Завтра к нему из Лондона приедут Бет и Джиллиан. Согласно неписаной семейной традиции, Барни всегда отправлялся на дачу первым, «растопить камин», как называл это он сам. Барни и в самом деле в одиночестве наслаждался осмотром своих достижений в реставрации. Конечно, все это сделали рабочие, преобразовав бесполезную кучу камней в домик мечты. Барни тоже появлялся на строительстве, болтался повсюду, стараясь казаться своим парнем, но так и не завоевал доверия со стороны рабочих, даже когда приносил им пива или предлагал закончить пораньше, чтобы вместе сходить в местный деревенский паб. Ему казалось, что они по-провинциальному робки и чувствуют себя неловко при нем. На самом деле так и было. Они уходили из паба под разными предлогами, один за другим. Потом они звонили в бар узнать, там ли еще Барни, и возвращались обратно, когда он уходил.

Домик был пропитан холодной сыростью, и Барни собрался разжечь камин.
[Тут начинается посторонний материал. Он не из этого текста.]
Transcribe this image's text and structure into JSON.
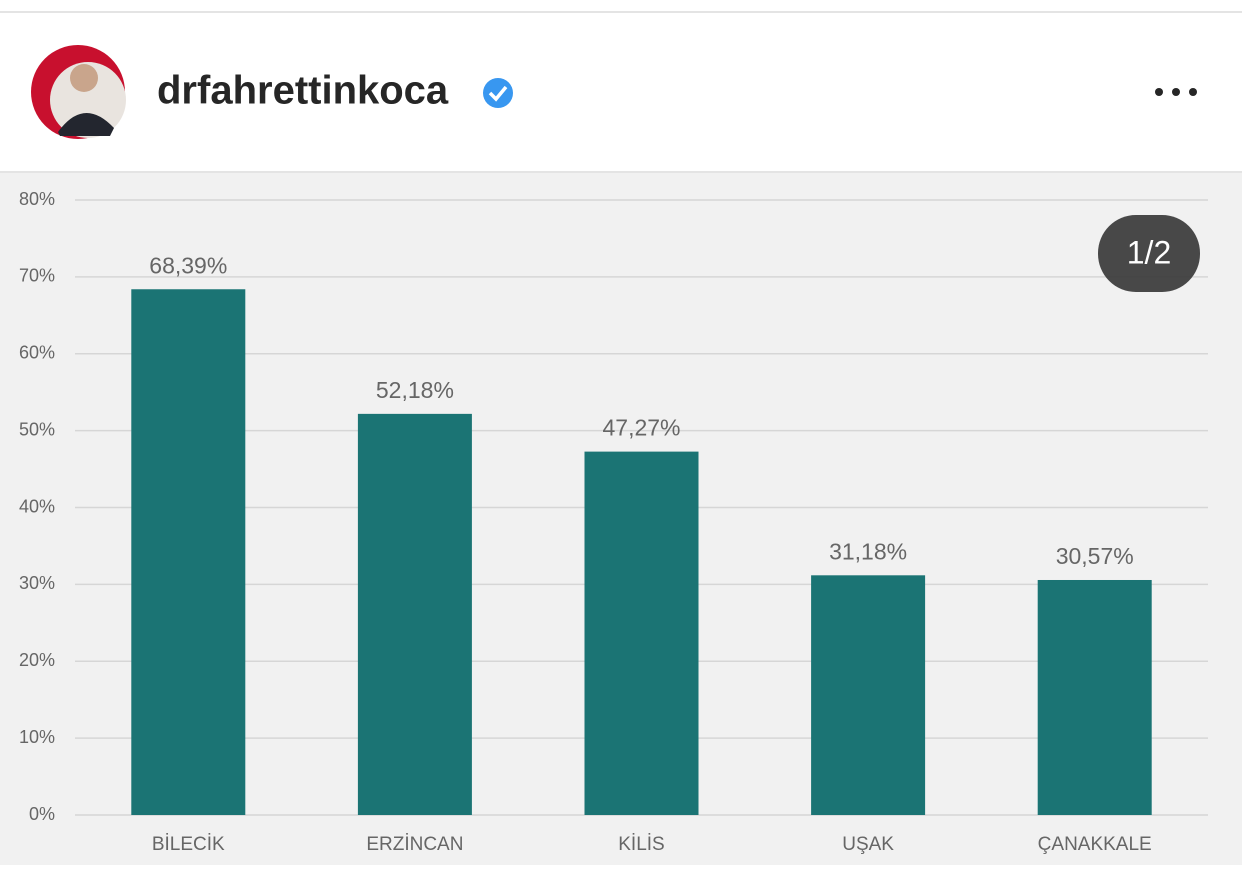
{
  "header": {
    "username": "drfahrettinkoca"
  },
  "pager": {
    "label": "1/2"
  },
  "chart_data": {
    "type": "bar",
    "categories": [
      "BİLECİK",
      "ERZİNCAN",
      "KİLİS",
      "UŞAK",
      "ÇANAKKALE"
    ],
    "values": [
      68.39,
      52.18,
      47.27,
      31.18,
      30.57
    ],
    "value_labels": [
      "68,39%",
      "52,18%",
      "47,27%",
      "31,18%",
      "30,57%"
    ],
    "color": "#1b7474",
    "ylim": [
      0,
      80
    ],
    "yticks": [
      {
        "value": 0,
        "label": "0%"
      },
      {
        "value": 10,
        "label": "10%"
      },
      {
        "value": 20,
        "label": "20%"
      },
      {
        "value": 30,
        "label": "30%"
      },
      {
        "value": 40,
        "label": "40%"
      },
      {
        "value": 50,
        "label": "50%"
      },
      {
        "value": 60,
        "label": "60%"
      },
      {
        "value": 70,
        "label": "70%"
      },
      {
        "value": 80,
        "label": "80%"
      }
    ],
    "grid": true
  }
}
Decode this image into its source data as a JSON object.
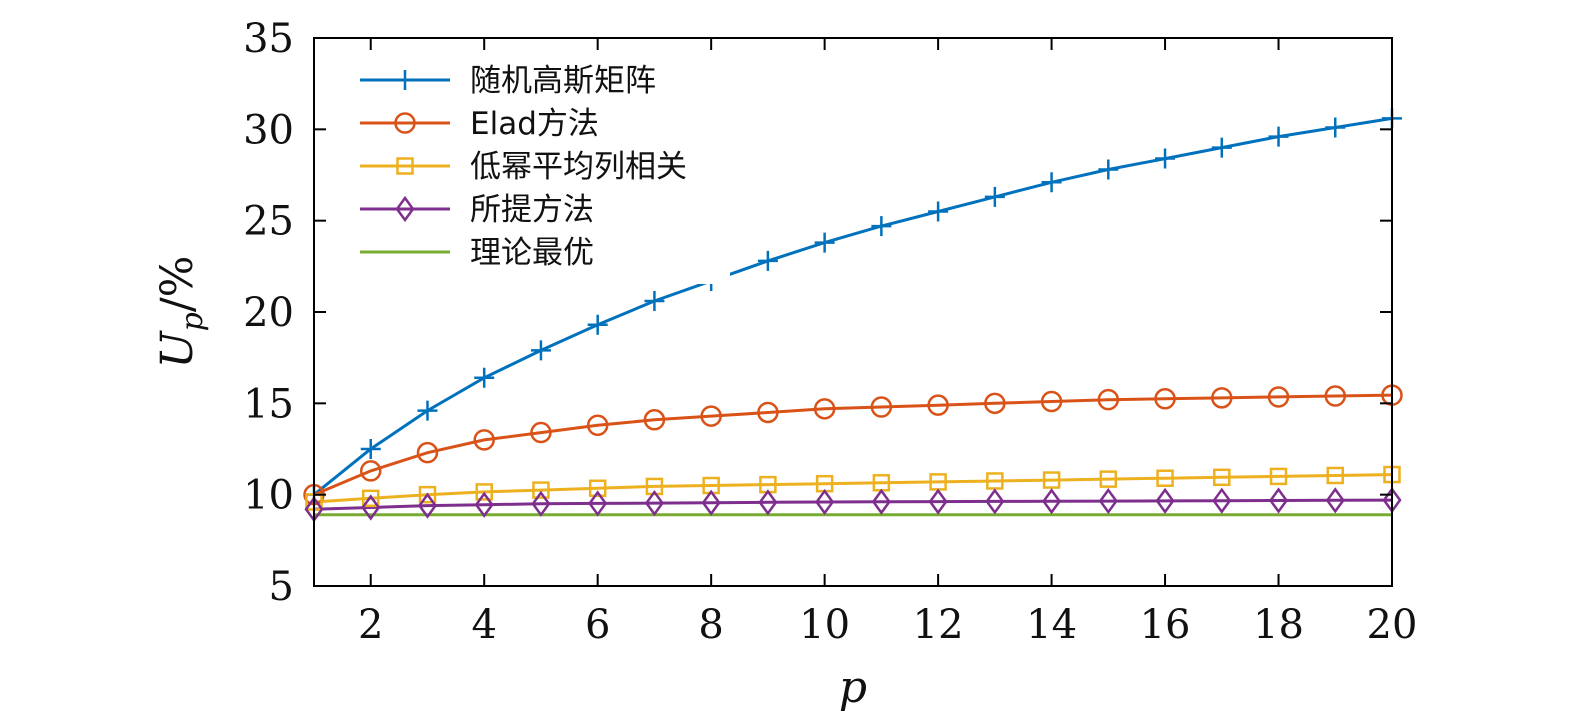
{
  "chart_data": {
    "type": "line",
    "title": "",
    "xlabel": "p",
    "ylabel": "Up/%",
    "ylabel_main": "U",
    "ylabel_sub": "p",
    "ylabel_rest": "/%",
    "xlim": [
      1,
      20
    ],
    "ylim": [
      5,
      35
    ],
    "xticks": [
      2,
      4,
      6,
      8,
      10,
      12,
      14,
      16,
      18,
      20
    ],
    "yticks": [
      5,
      10,
      15,
      20,
      25,
      30,
      35
    ],
    "grid": false,
    "legend_position": "top-left",
    "x": [
      1,
      2,
      3,
      4,
      5,
      6,
      7,
      8,
      9,
      10,
      11,
      12,
      13,
      14,
      15,
      16,
      17,
      18,
      19,
      20
    ],
    "series": [
      {
        "name": "随机高斯矩阵",
        "color": "#0072BD",
        "marker": "plus",
        "values": [
          10.0,
          12.5,
          14.6,
          16.4,
          17.9,
          19.3,
          20.6,
          21.7,
          22.8,
          23.8,
          24.7,
          25.5,
          26.3,
          27.1,
          27.8,
          28.4,
          29.0,
          29.6,
          30.1,
          30.6
        ]
      },
      {
        "name": "Elad方法",
        "color": "#D95319",
        "marker": "circle",
        "values": [
          10.0,
          11.3,
          12.3,
          13.0,
          13.4,
          13.8,
          14.1,
          14.3,
          14.5,
          14.7,
          14.8,
          14.9,
          15.0,
          15.1,
          15.2,
          15.25,
          15.3,
          15.35,
          15.4,
          15.45
        ]
      },
      {
        "name": "低幂平均列相关",
        "color": "#EDB120",
        "marker": "square",
        "values": [
          9.6,
          9.8,
          10.0,
          10.15,
          10.25,
          10.35,
          10.45,
          10.5,
          10.55,
          10.6,
          10.65,
          10.7,
          10.75,
          10.8,
          10.85,
          10.9,
          10.95,
          11.0,
          11.05,
          11.1
        ]
      },
      {
        "name": "所提方法",
        "color": "#7E2F8E",
        "marker": "diamond",
        "values": [
          9.2,
          9.3,
          9.4,
          9.45,
          9.5,
          9.52,
          9.54,
          9.56,
          9.58,
          9.6,
          9.61,
          9.62,
          9.63,
          9.64,
          9.65,
          9.66,
          9.67,
          9.68,
          9.69,
          9.7
        ]
      },
      {
        "name": "理论最优",
        "color": "#77AC30",
        "marker": "none",
        "values": [
          8.9,
          8.9,
          8.9,
          8.9,
          8.9,
          8.9,
          8.9,
          8.9,
          8.9,
          8.9,
          8.9,
          8.9,
          8.9,
          8.9,
          8.9,
          8.9,
          8.9,
          8.9,
          8.9,
          8.9
        ]
      }
    ]
  }
}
Он и не заметил, как, пока он бездействовал, обходя свое укрытие, наступила ночь. Барни вышел наружу — принести углей из сарайчика, погруженного в чернильную темноту, до которой не доходил свет из окон домика. Ему было хорошо, когда он шел вот так в темноте, ночной воздух приятно холодил кожу.

Он осторожно ступал по скрипучей тропинке, когда ему показалось, что он услышал какой-то шум, будто кто-то кашлял. Глубоко в груди он почувствовал приступ страха, но это быстро прошло, и Барни посмеялся над своей пугливостью. В дом он вернулся с углями и дровами.
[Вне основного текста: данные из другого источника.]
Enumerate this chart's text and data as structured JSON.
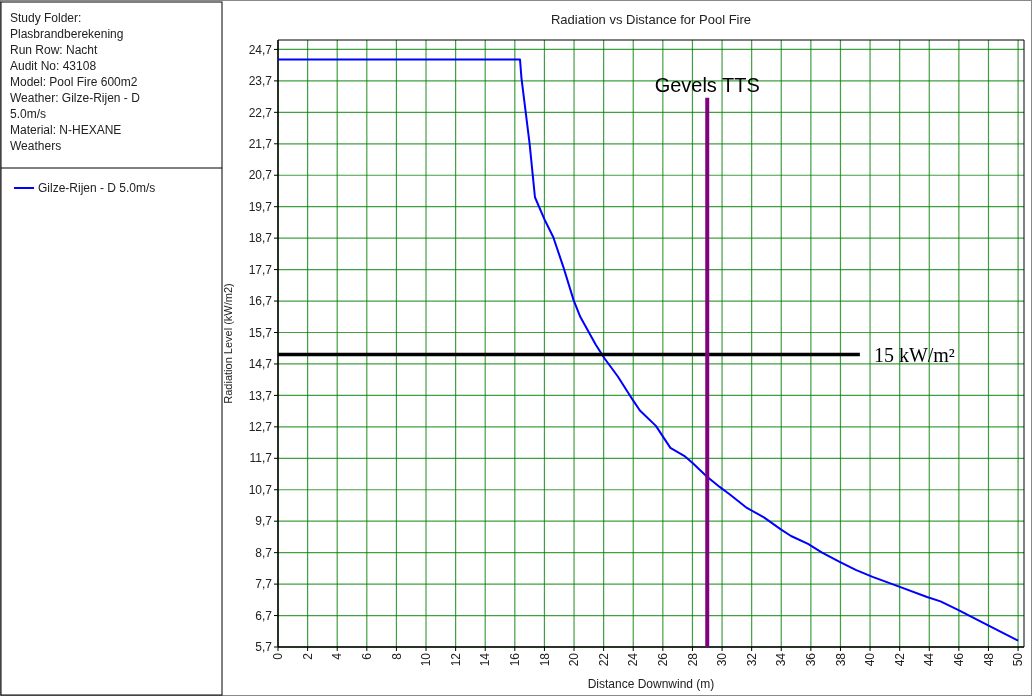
{
  "chart_data": {
    "type": "line",
    "title": "Radiation vs Distance for Pool Fire",
    "xlabel": "Distance Downwind (m)",
    "ylabel": "Radiation Level (kW/m2)",
    "annotations": [
      "Study Folder:",
      "Plasbrandberekening",
      "Run Row: Nacht",
      "Audit No: 43108",
      "Model: Pool Fire 600m2",
      "Weather: Gilze-Rijen - D",
      "5.0m/s",
      "Material: N-HEXANE",
      "Weathers"
    ],
    "series": [
      {
        "name": "Gilze-Rijen - D 5.0m/s",
        "color": "#0000ff",
        "x": [
          0,
          16.35,
          16.45,
          17.0,
          17.36,
          18.04,
          18.6,
          19.28,
          19.97,
          20.43,
          21.46,
          22.04,
          22.96,
          23.99,
          24.45,
          25.53,
          26.51,
          27.5,
          28.01,
          28.97,
          29.84,
          30.53,
          31.68,
          32.83,
          33.97,
          34.66,
          35.81,
          36.73,
          37.88,
          39.03,
          40.17,
          42.01,
          43.85,
          44.76,
          45.91,
          47.98,
          50
        ],
        "values": [
          24.38,
          24.38,
          23.78,
          21.7,
          20.0,
          19.26,
          18.73,
          17.78,
          16.73,
          16.19,
          15.32,
          14.89,
          14.3,
          13.54,
          13.22,
          12.73,
          12.03,
          11.76,
          11.55,
          11.12,
          10.79,
          10.55,
          10.12,
          9.82,
          9.44,
          9.23,
          8.98,
          8.71,
          8.42,
          8.15,
          7.93,
          7.61,
          7.29,
          7.15,
          6.89,
          6.39,
          5.9
        ]
      }
    ],
    "xlim": [
      0,
      50.4
    ],
    "xticks": [
      0,
      2,
      4,
      6,
      8,
      10,
      12,
      14,
      16,
      18,
      20,
      22,
      24,
      26,
      28,
      30,
      32,
      34,
      36,
      38,
      40,
      42,
      44,
      46,
      48,
      50
    ],
    "ylim": [
      5.7,
      25.0
    ],
    "yticks": [
      {
        "value": 5.7,
        "label": "5,7"
      },
      {
        "value": 6.7,
        "label": "6,7"
      },
      {
        "value": 7.7,
        "label": "7,7"
      },
      {
        "value": 8.7,
        "label": "8,7"
      },
      {
        "value": 9.7,
        "label": "9,7"
      },
      {
        "value": 10.7,
        "label": "10,7"
      },
      {
        "value": 11.7,
        "label": "11,7"
      },
      {
        "value": 12.7,
        "label": "12,7"
      },
      {
        "value": 13.7,
        "label": "13,7"
      },
      {
        "value": 14.7,
        "label": "14,7"
      },
      {
        "value": 15.7,
        "label": "15,7"
      },
      {
        "value": 16.7,
        "label": "16,7"
      },
      {
        "value": 17.7,
        "label": "17,7"
      },
      {
        "value": 18.7,
        "label": "18,7"
      },
      {
        "value": 19.7,
        "label": "19,7"
      },
      {
        "value": 20.7,
        "label": "20,7"
      },
      {
        "value": 21.7,
        "label": "21,7"
      },
      {
        "value": 22.7,
        "label": "22,7"
      },
      {
        "value": 23.7,
        "label": "23,7"
      },
      {
        "value": 24.7,
        "label": "24,7"
      }
    ],
    "ref_lines": [
      {
        "axis": "y",
        "value": 15,
        "label": "15 kW/m²",
        "color": "#000000"
      },
      {
        "axis": "x",
        "value": 29,
        "label": "Gevels TTS",
        "color": "#800080"
      }
    ],
    "grid": true,
    "legend": "left",
    "marker": "none",
    "line_style": "solid"
  }
}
И тут он с досадой вдруг обнаружил, что у него закончились каминные спички. И магазин в деревушке уже наверняка закрыт.

— Вот незадача, — произнес он.

Барни скомкал несколько газет, положил мелких щепок, а сверху маленькие кусочки старых углей. Дело продвигалось небыстро и требовало терпения, и Барни был доволен тем, что ему удалось-таки разжечь довольно приличный огонек.

Он немного посидел перед камином, но ему не сиделось на месте. Он поехал в деревню и пропустил в одиночестве пару стаканчиков в местном пабе, листая Телеграф. С разочарованием он отметил, что здесь нет ни одной знакомой души — ни местных рабочих, ни дачников из города. Через некоторое время, объятый меланхолией, нагнетаемой одиночеством, Барни вернулся домой.
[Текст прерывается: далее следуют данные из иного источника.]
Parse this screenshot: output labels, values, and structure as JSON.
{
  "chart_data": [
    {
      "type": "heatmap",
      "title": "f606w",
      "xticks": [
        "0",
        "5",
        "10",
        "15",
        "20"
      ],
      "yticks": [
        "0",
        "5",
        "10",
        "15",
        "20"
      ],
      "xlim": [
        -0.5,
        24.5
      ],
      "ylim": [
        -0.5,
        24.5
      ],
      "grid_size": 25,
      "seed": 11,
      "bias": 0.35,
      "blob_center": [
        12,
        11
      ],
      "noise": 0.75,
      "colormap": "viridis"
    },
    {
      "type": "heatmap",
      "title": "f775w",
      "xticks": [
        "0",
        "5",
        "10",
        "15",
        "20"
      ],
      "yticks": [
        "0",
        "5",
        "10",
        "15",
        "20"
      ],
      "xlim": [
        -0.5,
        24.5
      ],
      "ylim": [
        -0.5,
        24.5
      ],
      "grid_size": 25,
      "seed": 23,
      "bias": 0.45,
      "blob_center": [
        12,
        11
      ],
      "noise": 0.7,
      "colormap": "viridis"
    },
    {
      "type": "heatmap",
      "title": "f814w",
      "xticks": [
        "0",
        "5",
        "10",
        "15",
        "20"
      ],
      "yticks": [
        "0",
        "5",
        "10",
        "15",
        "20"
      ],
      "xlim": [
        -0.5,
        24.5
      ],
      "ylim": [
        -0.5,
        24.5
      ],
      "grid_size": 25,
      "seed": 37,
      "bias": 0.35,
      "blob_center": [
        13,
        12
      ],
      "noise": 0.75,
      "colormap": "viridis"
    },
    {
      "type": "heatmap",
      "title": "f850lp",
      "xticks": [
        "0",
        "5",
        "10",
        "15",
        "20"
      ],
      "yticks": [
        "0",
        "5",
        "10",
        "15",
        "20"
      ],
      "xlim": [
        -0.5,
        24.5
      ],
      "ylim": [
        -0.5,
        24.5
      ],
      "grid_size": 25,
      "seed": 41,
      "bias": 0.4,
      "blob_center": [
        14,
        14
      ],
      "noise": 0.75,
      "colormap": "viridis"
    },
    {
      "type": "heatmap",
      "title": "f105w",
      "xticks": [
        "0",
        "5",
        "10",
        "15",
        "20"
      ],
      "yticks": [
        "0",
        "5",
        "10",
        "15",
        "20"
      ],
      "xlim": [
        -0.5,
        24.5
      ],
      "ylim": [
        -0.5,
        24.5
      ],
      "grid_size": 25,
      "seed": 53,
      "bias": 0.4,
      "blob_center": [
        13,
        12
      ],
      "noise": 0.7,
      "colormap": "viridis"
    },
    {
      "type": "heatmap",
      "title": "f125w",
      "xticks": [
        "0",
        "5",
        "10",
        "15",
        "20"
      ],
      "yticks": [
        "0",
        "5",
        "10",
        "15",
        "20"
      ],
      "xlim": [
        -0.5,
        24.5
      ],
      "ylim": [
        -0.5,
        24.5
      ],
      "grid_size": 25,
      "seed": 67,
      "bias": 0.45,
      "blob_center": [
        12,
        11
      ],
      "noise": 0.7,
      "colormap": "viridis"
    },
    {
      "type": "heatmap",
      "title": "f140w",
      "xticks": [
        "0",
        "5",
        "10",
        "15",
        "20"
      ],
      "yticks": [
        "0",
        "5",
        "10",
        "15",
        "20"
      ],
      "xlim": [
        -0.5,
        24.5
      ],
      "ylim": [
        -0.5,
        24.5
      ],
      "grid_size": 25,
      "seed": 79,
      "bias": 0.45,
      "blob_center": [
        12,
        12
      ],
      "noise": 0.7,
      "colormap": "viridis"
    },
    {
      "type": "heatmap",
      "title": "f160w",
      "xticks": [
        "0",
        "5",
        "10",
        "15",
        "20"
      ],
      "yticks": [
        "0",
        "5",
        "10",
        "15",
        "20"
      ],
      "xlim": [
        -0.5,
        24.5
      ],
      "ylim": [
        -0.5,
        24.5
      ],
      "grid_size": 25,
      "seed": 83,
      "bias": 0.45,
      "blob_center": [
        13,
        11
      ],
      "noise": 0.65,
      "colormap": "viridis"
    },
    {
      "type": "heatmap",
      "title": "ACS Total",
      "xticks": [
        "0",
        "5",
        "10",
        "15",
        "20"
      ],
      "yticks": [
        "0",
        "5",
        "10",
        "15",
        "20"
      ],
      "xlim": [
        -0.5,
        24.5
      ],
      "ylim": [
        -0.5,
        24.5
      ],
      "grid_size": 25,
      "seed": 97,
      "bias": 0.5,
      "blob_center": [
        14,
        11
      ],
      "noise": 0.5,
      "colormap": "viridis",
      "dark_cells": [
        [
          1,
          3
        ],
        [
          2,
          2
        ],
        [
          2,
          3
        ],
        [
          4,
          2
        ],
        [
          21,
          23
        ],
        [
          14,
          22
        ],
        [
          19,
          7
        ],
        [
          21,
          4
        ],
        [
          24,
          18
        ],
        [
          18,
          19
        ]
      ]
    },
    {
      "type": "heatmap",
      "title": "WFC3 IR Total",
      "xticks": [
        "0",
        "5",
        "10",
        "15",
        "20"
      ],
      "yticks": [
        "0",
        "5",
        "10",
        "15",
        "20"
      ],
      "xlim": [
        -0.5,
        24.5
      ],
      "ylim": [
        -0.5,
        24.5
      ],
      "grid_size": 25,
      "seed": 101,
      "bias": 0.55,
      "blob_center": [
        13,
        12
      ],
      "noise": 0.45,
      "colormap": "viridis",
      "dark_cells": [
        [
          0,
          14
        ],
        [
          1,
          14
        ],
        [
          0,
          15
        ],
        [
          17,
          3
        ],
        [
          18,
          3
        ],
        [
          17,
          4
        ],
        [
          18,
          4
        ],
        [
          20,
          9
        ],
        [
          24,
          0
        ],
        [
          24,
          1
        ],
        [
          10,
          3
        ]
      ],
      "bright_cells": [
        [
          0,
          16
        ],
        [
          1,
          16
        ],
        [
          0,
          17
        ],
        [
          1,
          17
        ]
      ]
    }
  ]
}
Вернувшись в дом, он устроился в кресле напротив камина отдохнуть перед телевизором со стаканчиком портвейна, покусывая сыр «Стилтон», который привез с собой из города. Огонь в камине быстро согрел воду в отопительном котле, и в доме стало тепло. Барни начало клонить в сон, и он отправился в постель.

Но кроме него в доме был кто-то еще — на первом этаже.

В темноте фигура неизвестного двигалась быстро и бесшумно. С плеча, там, где у едва различимого силуэта должна была быть рука, свисала большая жестянка.

В ней был парафин, которым неизвестный пропитывал ковер и шторы в комнате.

Еще один человек был снаружи, во рту он держал кисть для краски. С невероятной скоростью и очень ловко, то задирая, то резко опуская голову, темная фигура выводила лозунги на стене дома:

CYMRU I'R CYMRU

LLOEGR I"R MOCH [прим.7]

Священные коровы

На своем грузовичке мы доехали до Ромфорда, где у этого чувака стоит перед домом старенький Астон Мартин.

— Всего полсотни, приятель, и она твоя, — говорит он нам, старый тупица. — Самому надоело с ней возиться. Столько уже в нее вбухал; осталось совсем немного доделать. Но с меня уже хватит.

Я заглядываю под капот — выглядит ничего. Бал тоже смотрит и незаметно кивает в мою сторону.

— Ну нет… совсем развалина, приятель. Можем забрать у тебя за десятку как металлолом.

— Ладно-ладно. Я тонну выложил за эту тачку. И еще столько же на нее потратил, — говорит мужик.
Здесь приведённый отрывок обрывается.